An entire universe lies waiting just beyond our limited worlds of control. Tragically, many never find their way into this realm of gift and surprise. The bottom- line issue is being with your feelings and felt senses “without trying to fix them!” A kind of faith is involved here which can only grow when you stop trying to arm wrestle your feelings into submission. Building this new relationship to yourself lays the foundation for entering the world of gift/(grace)– as this is known and experienced in your body, not merely reflected upon in your mind. The habit of noticing and nurturing important feelings disposes you for the gift of seeing and experiencing in a new way. This becomes the basis for a whole new identity not based exclusively on control.
5. When using a practice to grow beyond stuck feelings, is the level of positive change that occurs in the way an issue feels in your body something that endures after the exercise, or must you keep repeating the practice in order to maintain the level of change that occurs?
Some spiritual and growth practices may seem to work temporarily, simply because they distract us from pain. But we must always remember that religion and growth work are themselves never exempt from process-skipping.
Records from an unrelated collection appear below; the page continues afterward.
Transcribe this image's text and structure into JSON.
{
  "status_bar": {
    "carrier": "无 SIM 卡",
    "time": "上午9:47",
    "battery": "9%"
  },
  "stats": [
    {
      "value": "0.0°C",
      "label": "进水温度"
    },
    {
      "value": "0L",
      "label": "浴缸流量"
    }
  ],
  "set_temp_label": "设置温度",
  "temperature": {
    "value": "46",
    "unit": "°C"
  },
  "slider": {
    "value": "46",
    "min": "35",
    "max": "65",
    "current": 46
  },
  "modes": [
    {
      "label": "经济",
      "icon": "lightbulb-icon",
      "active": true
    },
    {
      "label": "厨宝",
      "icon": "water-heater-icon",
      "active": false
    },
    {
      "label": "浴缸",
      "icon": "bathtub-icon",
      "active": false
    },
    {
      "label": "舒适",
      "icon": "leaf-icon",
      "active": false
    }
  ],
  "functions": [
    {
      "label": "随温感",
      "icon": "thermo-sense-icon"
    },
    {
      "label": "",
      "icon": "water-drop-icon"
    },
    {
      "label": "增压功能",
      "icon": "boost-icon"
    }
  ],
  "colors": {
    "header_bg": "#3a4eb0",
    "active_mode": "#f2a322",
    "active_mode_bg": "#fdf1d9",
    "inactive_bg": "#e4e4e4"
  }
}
They, too, easily can become additional ways of skipping around habit-protected places inside ourselves. However, the old Biblical saying also remains true: “By their fruits you shall know them.” If my practice leaves me with old, unprocessed feelings still firmly locked in place, if there is no sense of forward “movement” in stuck places, then I need to re- examine what I am doing, and how effective it really is in my life. We easily become addicted to whatever helps us process-skip around our pain!
5. Conclusion
ONLY WHEN YOU REACH a point in your “process-skipping” where you become tired of burdening your body with the never-ending attempt to “deal with” your difficult feelings, will you be ready to try an entirely different approach.
It’s learning how to be with your feelings in a more open, caring, and body-accepting way, just as you dissolved inside from being tight to relaxing while walking in the rain.
This then leads to walking an inward path of learning about a marvelous inner resource for being with your difficult feelings.
It is discovering your own personal “Affection Teacher.